Portugal was the first western nation to signal a change on December 10, when its foreign minister, Luis Amado, published an open letter declaring Lisbon's readiness to consider resettlement. He challenged other EU members to do the same.
But Thomas Steg, the German government spokesman, said on Monday that Berlin would make no special arrangements with Washington. "If we begin to review such closure plans and take a stance, then it can only be in a European context based on a discussion with all member states," he said, adding that "side deals, swaps or conditions" imposed by Washington would be unacceptable.
One complication in Germany is that any resettlement decision would have to be made with the leaders of the federal states involved. Christoph Ahlhaus, interior minister for the city-state of Hamburg, told a Hamburg newpaper on Monday that prisoners who were "provably innocent" might be resettled in Germany. But he said the cases would have to be handled one by one.
"Germany cannot become a country where terrorists from all over the world are simply shunted," he said. "But a prisoner who is provably innocent, or someone who has paid a penalty commensurate with German law and is not dangerous -- Germany can look into accepting him."
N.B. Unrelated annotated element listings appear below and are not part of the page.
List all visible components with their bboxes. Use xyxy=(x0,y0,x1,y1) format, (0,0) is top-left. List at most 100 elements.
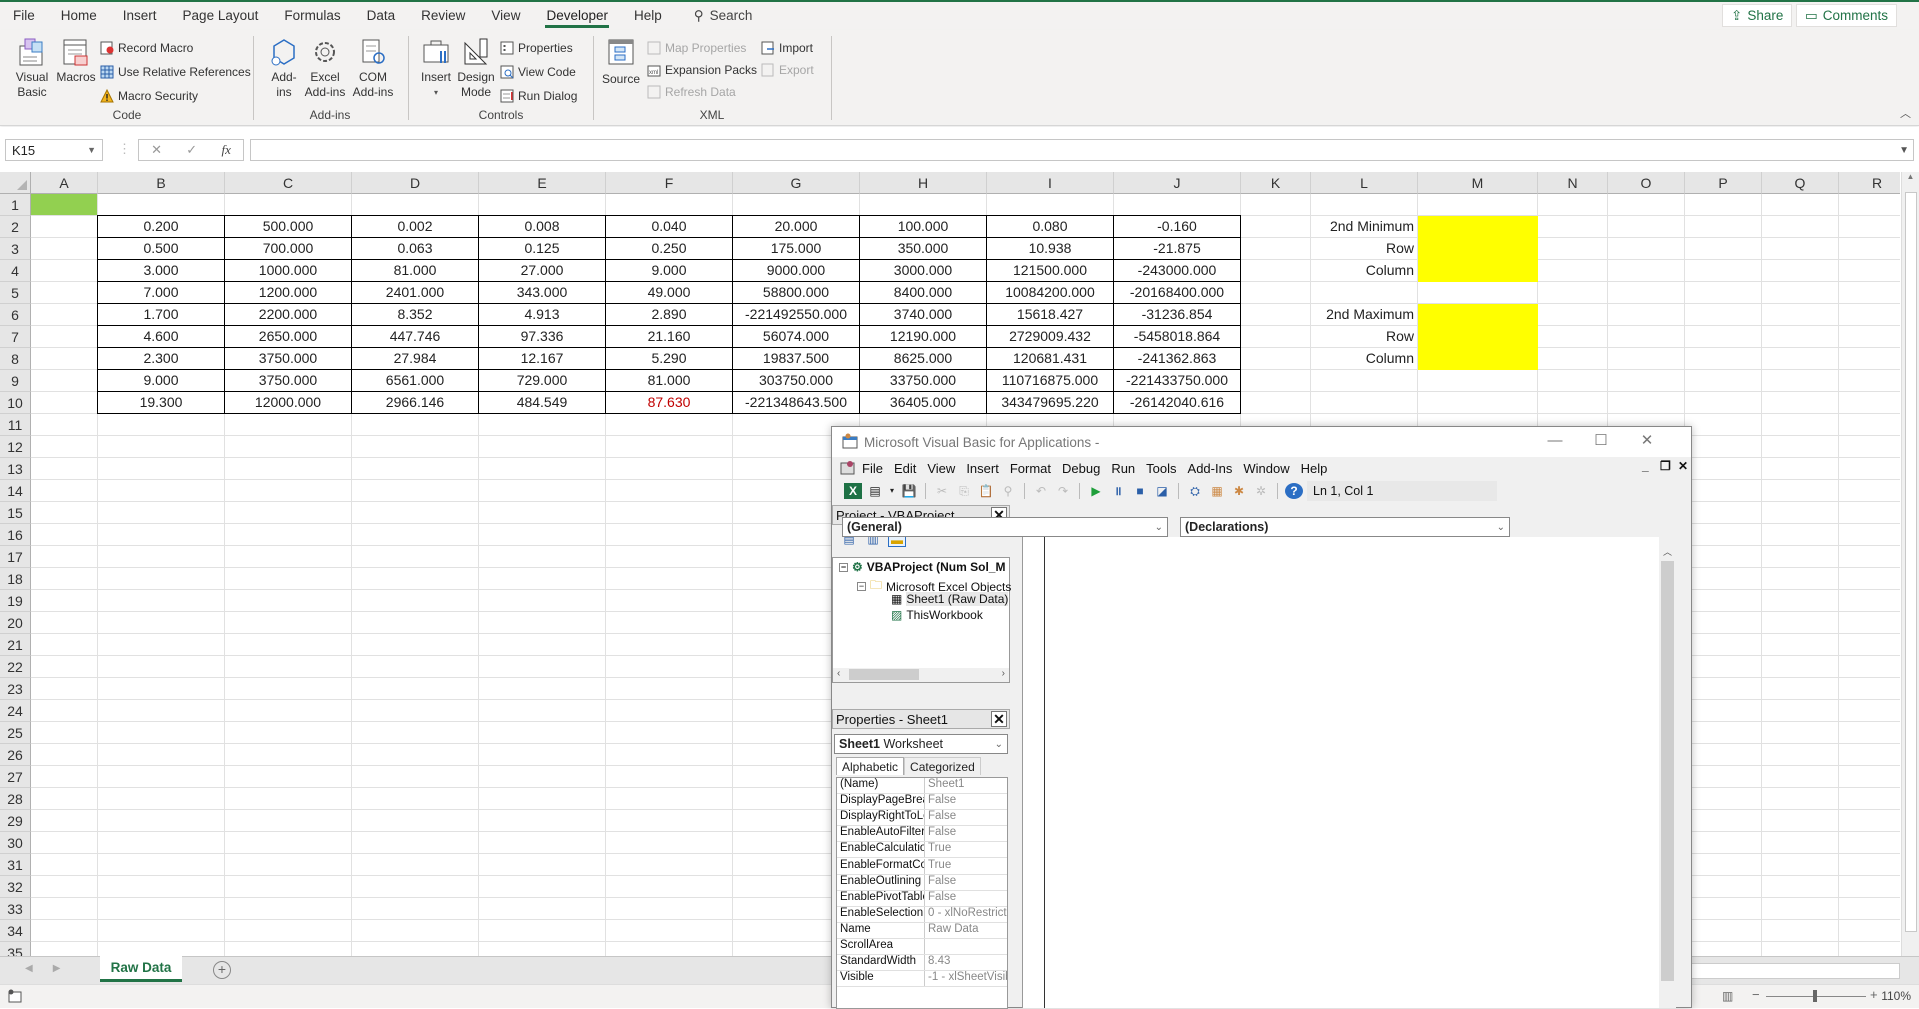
data-cell-C4[interactable]: 1000.000 xyxy=(224,259,352,282)
cell-P6[interactable] xyxy=(1685,304,1762,326)
cell-A8[interactable] xyxy=(31,348,98,370)
cell-Q19[interactable] xyxy=(1762,590,1839,612)
property-value[interactable]: Raw Data xyxy=(925,923,1007,938)
cell-R10[interactable] xyxy=(1839,392,1900,414)
row-header-9[interactable]: 9 xyxy=(0,370,31,392)
column-header-H[interactable]: H xyxy=(860,172,987,194)
data-cell-B3[interactable]: 0.500 xyxy=(97,237,225,260)
enter-icon[interactable]: ✓ xyxy=(186,142,197,158)
vba-menu-debug[interactable]: Debug xyxy=(1062,461,1100,476)
row-header-21[interactable]: 21 xyxy=(0,634,31,656)
data-cell-E2[interactable]: 0.008 xyxy=(478,215,606,238)
row-header-28[interactable]: 28 xyxy=(0,788,31,810)
property-row[interactable]: EnableCalculation True xyxy=(837,842,1007,859)
result-cell-M8[interactable] xyxy=(1418,348,1538,370)
data-cell-F8[interactable]: 5.290 xyxy=(605,347,733,370)
cell-R2[interactable] xyxy=(1839,216,1900,238)
cell-R35[interactable] xyxy=(1839,942,1900,956)
row-header-27[interactable]: 27 xyxy=(0,766,31,788)
cell-R14[interactable] xyxy=(1839,480,1900,502)
vba-menu-addins[interactable]: Add-Ins xyxy=(1188,461,1233,476)
source-button[interactable]: Source xyxy=(601,36,641,87)
data-cell-E8[interactable]: 12.167 xyxy=(478,347,606,370)
page-layout-view-icon[interactable]: ▥ xyxy=(1722,989,1733,1003)
cell-D18[interactable] xyxy=(352,568,479,590)
cell-R6[interactable] xyxy=(1839,304,1900,326)
cell-G1[interactable] xyxy=(733,194,860,216)
cell-Q28[interactable] xyxy=(1762,788,1839,810)
excel-addins-button[interactable]: Excel Add-ins xyxy=(302,36,348,100)
cell-P3[interactable] xyxy=(1685,238,1762,260)
cell-B20[interactable] xyxy=(98,612,225,634)
row-header-6[interactable]: 6 xyxy=(0,304,31,326)
scrollbar-thumb[interactable] xyxy=(1661,561,1674,981)
cell-P17[interactable] xyxy=(1685,546,1762,568)
collapse-ribbon-icon[interactable]: ︿ xyxy=(1900,105,1911,121)
row-header-10[interactable]: 10 xyxy=(0,392,31,414)
cell-R25[interactable] xyxy=(1839,722,1900,744)
cell-C28[interactable] xyxy=(225,788,352,810)
cell-E25[interactable] xyxy=(479,722,606,744)
column-header-P[interactable]: P xyxy=(1685,172,1762,194)
cell-C21[interactable] xyxy=(225,634,352,656)
cell-K3[interactable] xyxy=(1241,238,1311,260)
cell-P9[interactable] xyxy=(1685,370,1762,392)
refresh-data-button[interactable]: Refresh Data xyxy=(647,82,736,102)
cell-C34[interactable] xyxy=(225,920,352,942)
cell-B25[interactable] xyxy=(98,722,225,744)
cell-F18[interactable] xyxy=(606,568,733,590)
data-cell-J7[interactable]: -5458018.864 xyxy=(1113,325,1241,348)
data-cell-F5[interactable]: 49.000 xyxy=(605,281,733,304)
zoom-level[interactable]: 110% xyxy=(1881,989,1911,1003)
property-value[interactable]: False xyxy=(925,875,1007,890)
row-header-3[interactable]: 3 xyxy=(0,238,31,260)
cell-C31[interactable] xyxy=(225,854,352,876)
cell-N8[interactable] xyxy=(1538,348,1608,370)
cell-C11[interactable] xyxy=(225,414,352,436)
row-header-4[interactable]: 4 xyxy=(0,260,31,282)
vba-menu-icon[interactable] xyxy=(840,460,856,476)
toolbox-icon[interactable]: ✲ xyxy=(1252,483,1270,499)
cell-E14[interactable] xyxy=(479,480,606,502)
column-header-G[interactable]: G xyxy=(733,172,860,194)
project-explorer-icon[interactable]: ⛭ xyxy=(1186,483,1204,499)
cell-P11[interactable] xyxy=(1685,414,1762,436)
cell-A13[interactable] xyxy=(31,458,98,480)
cell-O10[interactable] xyxy=(1608,392,1685,414)
column-header-J[interactable]: J xyxy=(1114,172,1241,194)
cell-Q12[interactable] xyxy=(1762,436,1839,458)
cell-A31[interactable] xyxy=(31,854,98,876)
cell-P20[interactable] xyxy=(1685,612,1762,634)
code-margin-indicator-bar[interactable] xyxy=(1023,537,1045,1008)
cell-A21[interactable] xyxy=(31,634,98,656)
property-row[interactable]: Name Raw Data xyxy=(837,922,1007,939)
cell-C24[interactable] xyxy=(225,700,352,722)
row-header-7[interactable]: 7 xyxy=(0,326,31,348)
cell-A16[interactable] xyxy=(31,524,98,546)
cell-A11[interactable] xyxy=(31,414,98,436)
cell-E28[interactable] xyxy=(479,788,606,810)
object-combo[interactable]: (General) ⌄ xyxy=(842,517,1168,537)
cell-P30[interactable] xyxy=(1685,832,1762,854)
cell-Q17[interactable] xyxy=(1762,546,1839,568)
cell-B13[interactable] xyxy=(98,458,225,480)
result-cell-M4[interactable] xyxy=(1418,260,1538,282)
cell-C14[interactable] xyxy=(225,480,352,502)
cell-F30[interactable] xyxy=(606,832,733,854)
cell-R18[interactable] xyxy=(1839,568,1900,590)
data-cell-B4[interactable]: 3.000 xyxy=(97,259,225,282)
cell-E34[interactable] xyxy=(479,920,606,942)
cell-E24[interactable] xyxy=(479,700,606,722)
column-header-A[interactable]: A xyxy=(31,172,98,194)
data-cell-B9[interactable]: 9.000 xyxy=(97,369,225,392)
data-cell-G3[interactable]: 175.000 xyxy=(732,237,860,260)
cell-K6[interactable] xyxy=(1241,304,1311,326)
cell-B23[interactable] xyxy=(98,678,225,700)
procedure-combo[interactable]: (Declarations) ⌄ xyxy=(1180,517,1510,537)
property-row[interactable]: EnableAutoFilter False xyxy=(837,826,1007,843)
data-cell-J6[interactable]: -31236.854 xyxy=(1113,303,1241,326)
cell-R33[interactable] xyxy=(1839,898,1900,920)
cell-N9[interactable] xyxy=(1538,370,1608,392)
save-icon[interactable]: 💾 xyxy=(900,483,918,499)
tab-formulas[interactable]: Formulas xyxy=(271,2,353,30)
The prisoners under consideration for resettlement in Germany include 17 Chinese Muslims, or Uighurs, who according to Washington would be tortured if they returned to China. Günter Nooke, the German human-rights commissioner, called on Germany last week to consider resettling them. Germany is a logical place for them to live because the "World Uighur Congress " -- the largest Uighur community outside China -- is based in Munich.
But officials in the state of Bavaria have so far resisted the idea of accepting them. "From the Bavarian point of view," said state Interior Minister Joachim Herrmann, "it isn't clear yet why people who have been held in Guantanamo because of their supposed danger to the public should simply be allowed into Bavaria."